🤖 AI Summary
Pre-trained language models (PLMs) struggle to effectively integrate audiovisual cues and external knowledge in multimodal dialogue emotion recognition. Method: We propose Lantern, a novel framework featuring domain-aware receptive-field slicing and attention-driven large language model (LLM) prompting, enabling dynamic collaborative calibration between LLMs (e.g., GPT-4, Llama-3.1-405B) and multimodal foundation models (e.g., CORECT, SDT). Lantern employs domain-aware attention-weighted fusion of multimodal features to guide LLMs in refining emotion classification probabilities.

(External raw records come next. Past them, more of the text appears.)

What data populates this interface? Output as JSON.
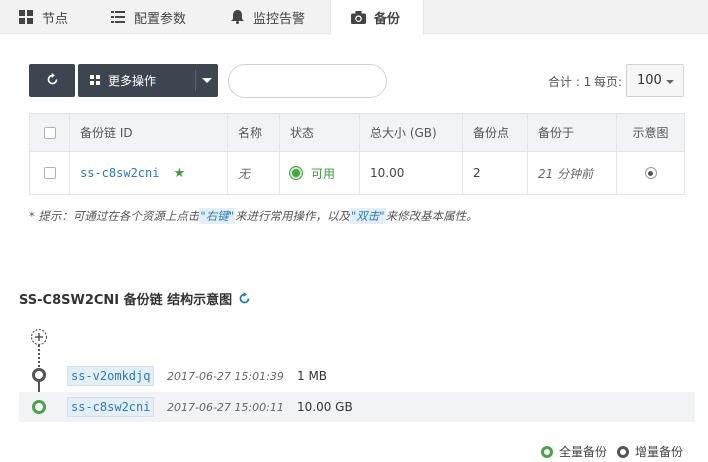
{
  "tabs": [
    {
      "label": "节点",
      "icon": "grid-icon"
    },
    {
      "label": "配置参数",
      "icon": "list-icon"
    },
    {
      "label": "监控告警",
      "icon": "bell-icon"
    },
    {
      "label": "备份",
      "icon": "camera-icon",
      "active": true
    }
  ],
  "toolbar": {
    "more_label": "更多操作",
    "search_placeholder": "",
    "total_label": "合计 : 1",
    "per_page_label": "每页:",
    "per_page_value": "100"
  },
  "table": {
    "headers": [
      "备份链 ID",
      "名称",
      "状态",
      "总大小 (GB)",
      "备份点",
      "备份于",
      "示意图"
    ],
    "rows": [
      {
        "id": "ss-c8sw2cni",
        "name": "无",
        "status": "可用",
        "size": "10.00",
        "points": "2",
        "time": "21 分钟前"
      }
    ]
  },
  "hint": {
    "prefix": "* 提示：可通过在各个资源上点击",
    "right_click": "\"右键\"",
    "middle": "来进行常用操作，以及",
    "double_click": "\"双击\"",
    "suffix": "来修改基本属性。"
  },
  "chain": {
    "title": "SS-C8SW2CNI 备份链 结构示意图",
    "items": [
      {
        "id": "ss-v2omkdjq",
        "time": "2017-06-27 15:01:39",
        "size": "1 MB",
        "type": "incremental"
      },
      {
        "id": "ss-c8sw2cni",
        "time": "2017-06-27 15:00:11",
        "size": "10.00 GB",
        "type": "full"
      }
    ]
  },
  "legend": {
    "full": "全量备份",
    "incremental": "增量备份"
  },
  "colors": {
    "accent": "#2c7bb8",
    "success": "#46a546",
    "dark_button": "#3c4550"
  }
}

Contribution/Results: On IEMOCAP, Lantern achieves absolute accuracy improvements of 1.23% (4-class) and 1.80% (6-class) over state-of-the-art methods. It establishes an interpretable, scalable paradigm for enhancing multimodal emotion understanding via LLMs, bridging modality-specific representations with high-level semantic reasoning.
📝 Abstract
Understanding the emotions in a dialogue usually requires external knowledge to accurately understand the contents. As the LLMs become more and more powerful, we do not want to settle on the limited ability of the pre-trained language model. However, the LLMs either can only process text modality or are too expensive to process the multimedia information. We aim to utilize both the power of LLMs and the supplementary features from the multimedia modalities. In this paper, we present a framework, Lantern, that can improve the performance of a certain vanilla model by prompting large language models with receptive-field-aware attention weighting. This framework trained a multi-task vanilla model to produce probabilities of emotion classes and dimension scores. These predictions are fed into the LLMs as references to adjust the predicted probabilities of each emotion class with its external knowledge and contextual understanding. We slice the dialogue into different receptive fields, and each sample is included in exactly t receptive fields. Finally, the predictions of LLMs are merged with a receptive-field-aware attention-driven weighting module. In the experiments, vanilla models CORECT and SDT are deployed in Lantern with GPT-4 or Llama-3.1-405B. The experiments in IEMOCAP with 4-way and 6-way settings demonstrated that the Lantern can significantly improve the performance of current vanilla models by up to 1.23% and 1.80%.